Why LLMs Can't Write Q/Kdb+: Writing Code Right-to-Left

Right-to-left evaluation and why LLMs struggle

  • Core claim: q/kdb+/APL’s “right-to-left, no-precedence” (RL-NOP) evaluation clashes with LLMs’ left-to-right token generation, which favors building expressions forward from the start.
  • Humans can cope by moving the cursor around and reasoning non-linearly; LLMs effectively have an append-only interface, so they don’t “go back” to fix earlier parts unless explicitly instructed to revise.
  • Some argue the deeper issue is that LLMs don’t know when to switch from intuitive token prediction to deliberate reasoning, even if they “know” the rules when asked.

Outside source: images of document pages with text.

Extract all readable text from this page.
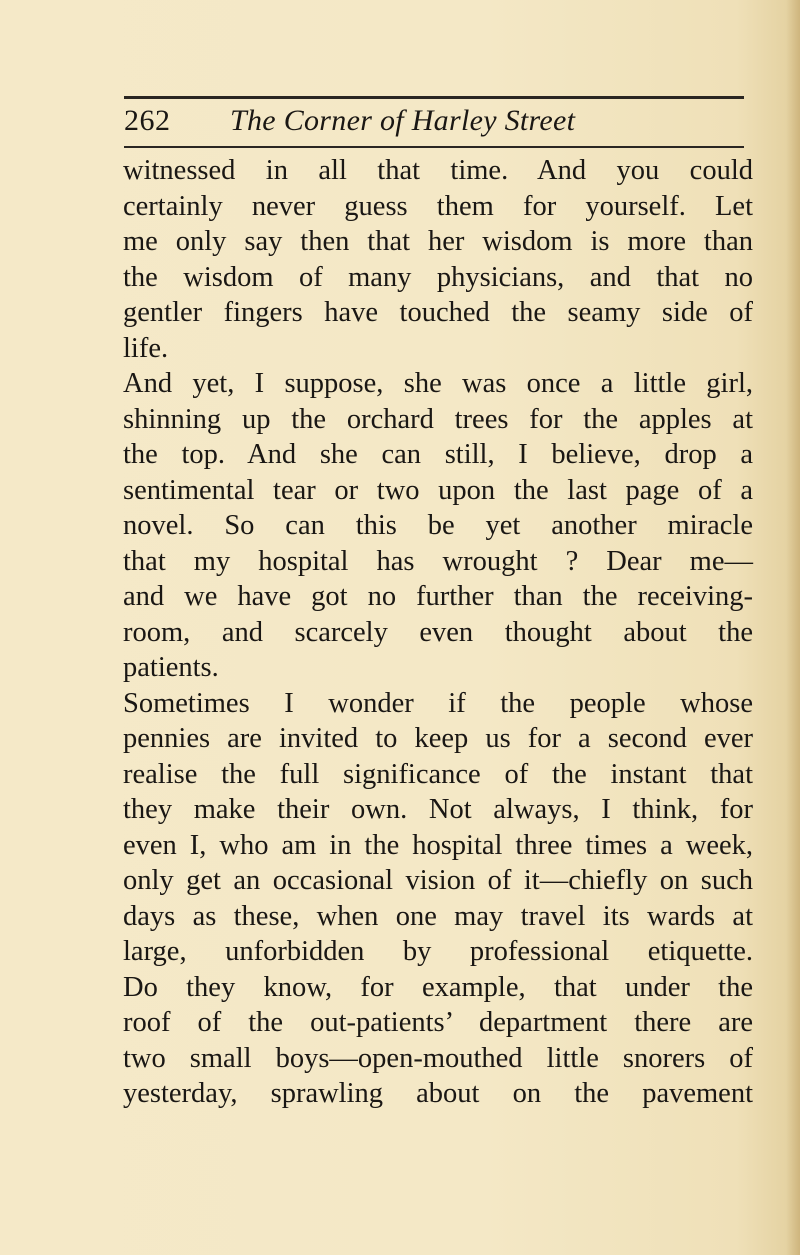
262 The Corner of Harley Street
witnessed in all that time. And you could
certainly never guess them for yourself. Let
me only say then that her wisdom is more than
the wisdom of many physicians, and that no
gentler fingers have touched the seamy side of
life.
And yet, I suppose, she was once a little girl,
shinning up the orchard trees for the apples at
the top. And she can still, I believe, drop a
sentimental tear or two upon the last page of a
novel. So can this be yet another miracle
that my hospital has wrought ? Dear me—
and we have got no further than the receiving-
room, and scarcely even thought about the
patients.
Sometimes I wonder if the people whose
pennies are invited to keep us for a second ever
realise the full significance of the instant that
they make their own. Not always, I think, for
even I, who am in the hospital three times a week,
only get an occasional vision of it—chiefly on such
days as these, when one may travel its wards at
large, unforbidden by professional etiquette.
Do they know, for example, that under the
roof of the out-patients’ department there are
two small boys—open-mouthed little snorers of
yesterday, sprawling about on the pavement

Training data and niche paradigms

  • Many commenters think corpus size is the main factor: LLMs excel at Python/Java but hallucinate in Rust, F#, Nix, q, etc., simply because there’s less high-quality public code.
  • Array/concatenative idioms (q, APL, forth-like languages) differ radically from imperative patterns the models have mostly seen, so they tend to generate imperative-flavored “pseudo-q” rather than idiomatic code.
  • Some report that newer large models (e.g. recent Claude versions) now handle custom or exotic languages surprisingly well, suggesting data + scale can overcome nonstandard syntax.

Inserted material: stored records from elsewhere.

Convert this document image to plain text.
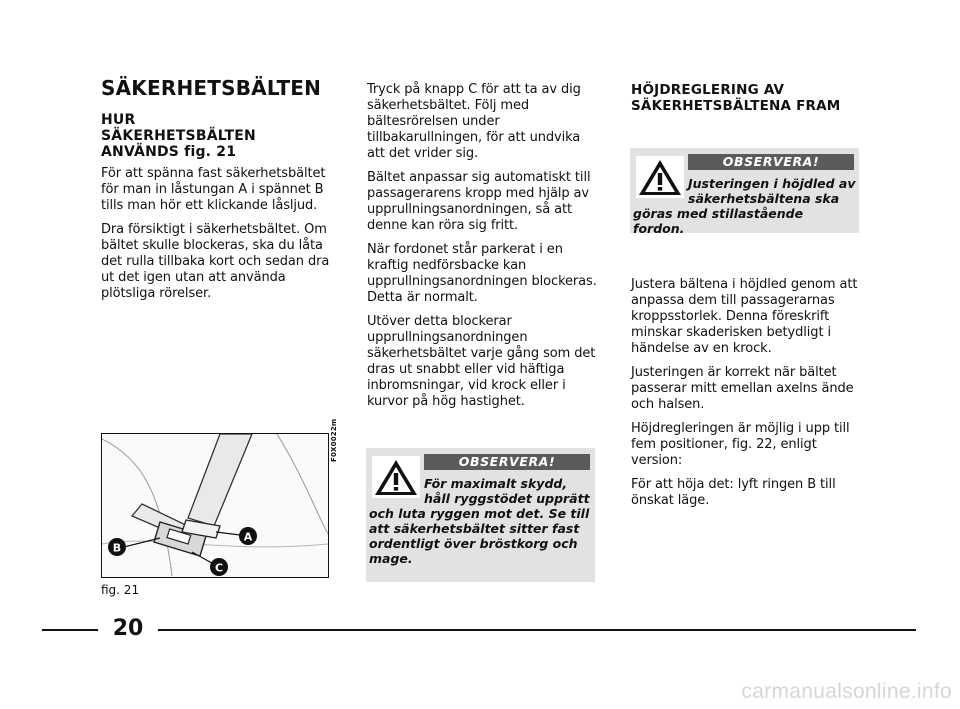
SÄKERHETSBÄLTEN
HUR
SÄKERHETSBÄLTEN
ANVÄNDS fig. 21

För att spänna fast säkerhetsbältet för man in låstungan A i spännet B tills man hör ett klickande låsljud.

Dra försiktigt i säkerhetsbältet. Om bältet skulle blockeras, ska du låta det rulla tillbaka kort och sedan dra ut det igen utan att använda plötsliga rörelser.

A
B
C
F0X0022m
fig. 21

Tryck på knapp C för att ta av dig säkerhetsbältet. Följ med bältesrörelsen under tillbakarullningen, för att undvika att det vrider sig.

Bältet anpassar sig automatiskt till passagerarens kropp med hjälp av upprullningsanordningen, så att denne kan röra sig fritt.

När fordonet står parkerat i en kraftig nedförsbacke kan upprullningsanordningen blockeras. Detta är normalt.

Utöver detta blockerar upprullningsanordningen säkerhetsbältet varje gång som det dras ut snabbt eller vid häftiga inbromsningar, vid krock eller i kurvor på hög hastighet.

OBSERVERA!
För maximalt skydd,
håll ryggstödet upprätt
och luta ryggen mot det. Se till
att säkerhetsbältet sitter fast
ordentligt över bröstkorg och
mage.
HÖJDREGLERING AV
SÄKERHETSBÄLTENA FRAM
OBSERVERA!
Justeringen i höjdled av
säkerhetsbältena ska
göras med stillastående fordon.

Justera bältena i höjdled genom att anpassa dem till passagerarnas kroppsstorlek. Denna föreskrift minskar skaderisken betydligt i händelse av en krock.

Justeringen är korrekt när bältet passerar mitt emellan axelns ände och halsen.

Höjdregleringen är möjlig i upp till fem positioner, fig. 22, enligt version:

För att höja det: lyft ringen B till önskat läge.

20
carmanualsonline.info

Directionality, notation, and human usability

  • Discussion compares q/APL to natural RTL languages (Hebrew, Arabic) but notes that Unicode stores text in logical order; RTL is mostly a display-layer concern, unlike q’s semantic RL evaluation.
  • There’s debate over whether RL-NOP is objectively harder to use or just unfamiliar:
    • Critics liken array languages to “one giant regex” that becomes unreadable in long-term code.
    • Fans argue RL-NOP supports “top-down” reading: you see the final operation first on the left and can often ignore the rest of the line.
  • Several note that popularity and familiarity, not inherent usability, largely determine which notations win.

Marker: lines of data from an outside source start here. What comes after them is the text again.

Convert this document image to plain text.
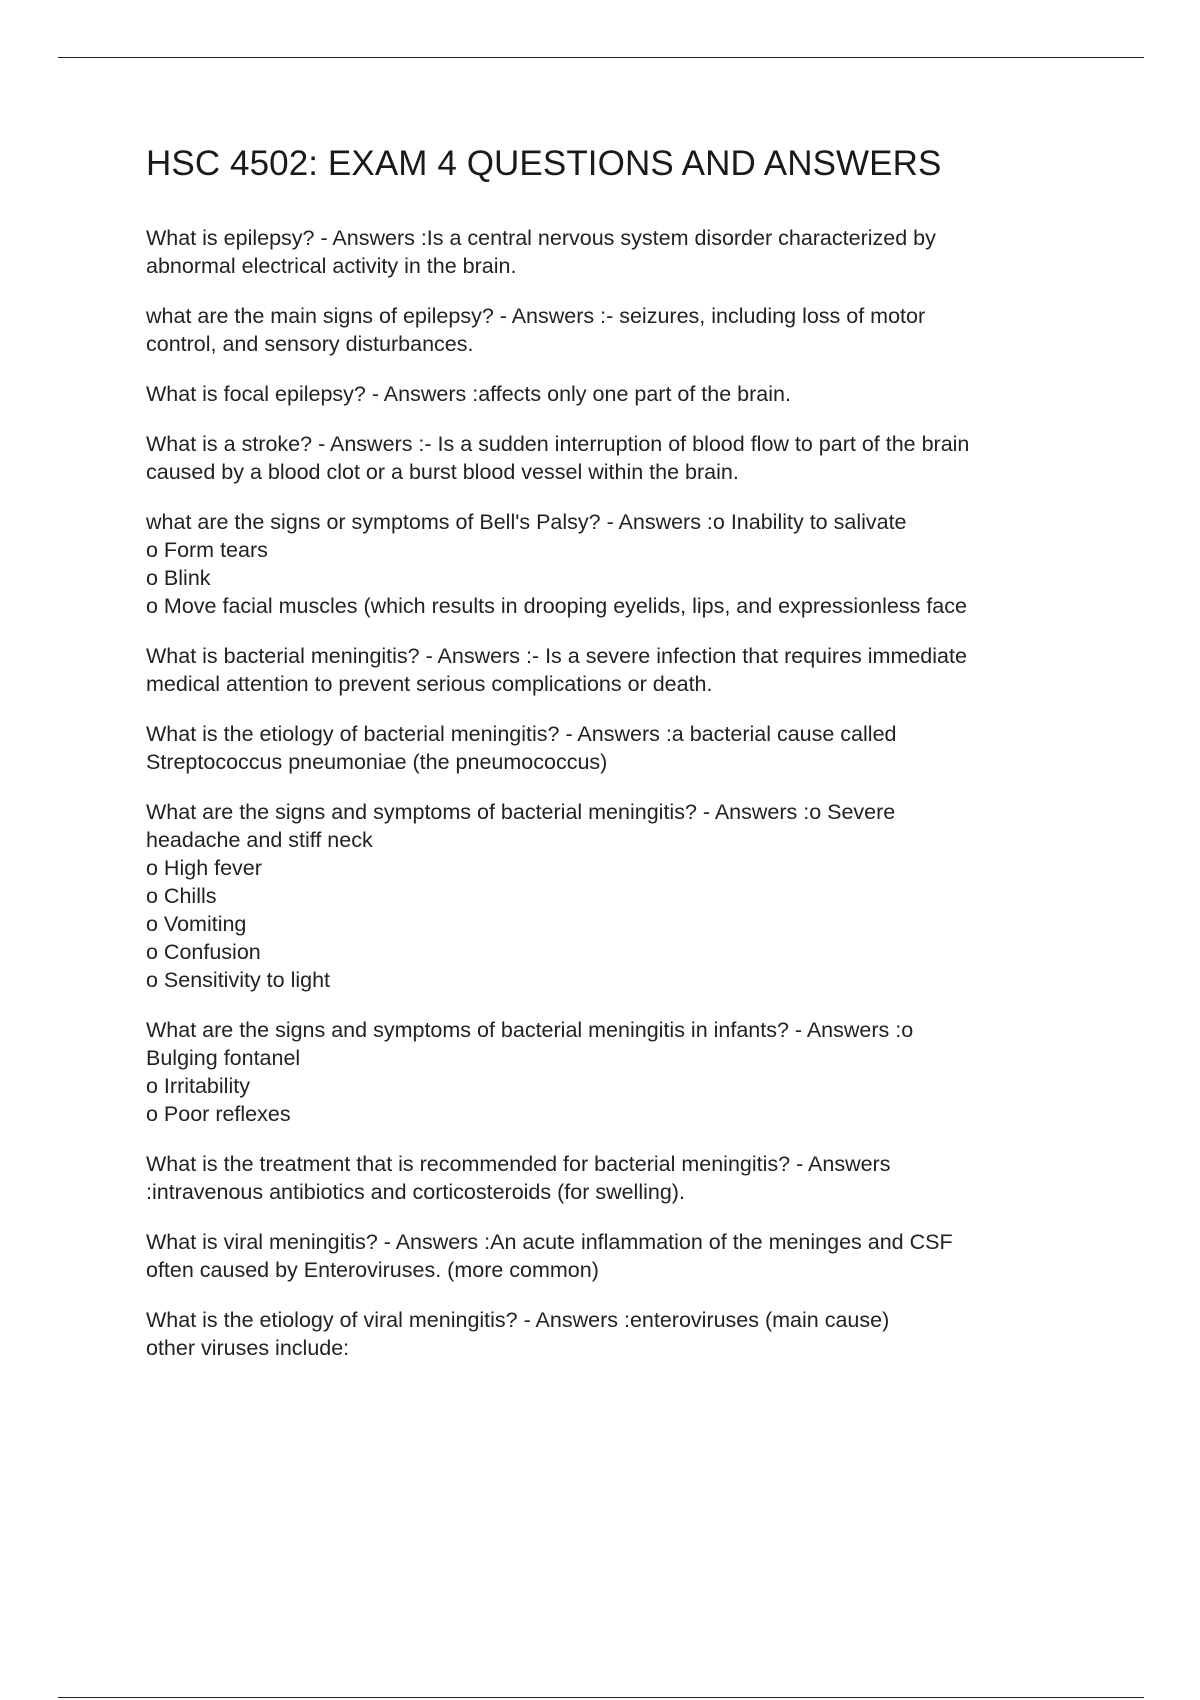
HSC 4502: EXAM 4 QUESTIONS AND ANSWERS
What is epilepsy? - Answers :Is a central nervous system disorder characterized by
abnormal electrical activity in the brain.
what are the main signs of epilepsy? - Answers :- seizures, including loss of motor
control, and sensory disturbances.
What is focal epilepsy? - Answers :affects only one part of the brain.
What is a stroke? - Answers :- Is a sudden interruption of blood flow to part of the brain
caused by a blood clot or a burst blood vessel within the brain.
what are the signs or symptoms of Bell's Palsy? - Answers :o Inability to salivate
o Form tears
o Blink
o Move facial muscles (which results in drooping eyelids, lips, and expressionless face
What is bacterial meningitis? - Answers :- Is a severe infection that requires immediate
medical attention to prevent serious complications or death.
What is the etiology of bacterial meningitis? - Answers :a bacterial cause called
Streptococcus pneumoniae (the pneumococcus)
What are the signs and symptoms of bacterial meningitis? - Answers :o Severe
headache and stiff neck
o High fever
o Chills
o Vomiting
o Confusion
o Sensitivity to light
What are the signs and symptoms of bacterial meningitis in infants? - Answers :o
Bulging fontanel
o Irritability
o Poor reflexes
What is the treatment that is recommended for bacterial meningitis? - Answers
:intravenous antibiotics and corticosteroids (for swelling).
What is viral meningitis? - Answers :An acute inflammation of the meninges and CSF
often caused by Enteroviruses. (more common)
What is the etiology of viral meningitis? - Answers :enteroviruses (main cause)
other viruses include:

Alternative architectures and workarounds

  • Multiple commenters suggest diffusion-based text models or encoder–decoder setups might better support non-sequential or bidirectional reasoning.
  • Ideas floated:
    • Train code models to generate/operate on ASTs instead of plain text.
    • Let models output edits or patches, not just linear sequences.
    • Use transpilers (e.g. Python-like “Qython” → q) as an interface layer.
    • Pre/post-process to translate dense notations (APL, RL-NOP) into more verbose, LLM-friendly forms.

Cognitive load and language design

  • Complex or unfamiliar syntaxes (deep parentheses in Lisp, J/APL glyphs, RL-NOP) appear to increase “cognitive load” for LLMs, analogous to human overload with distractions or tricky notation.
  • Some argue future language designers should intentionally make languages LLM-friendly, claiming that what’s hard for LLMs is often hard for most people.
  • Others strongly resist this, seeing it as optimizing for mediocrity and against powerful but niche notations.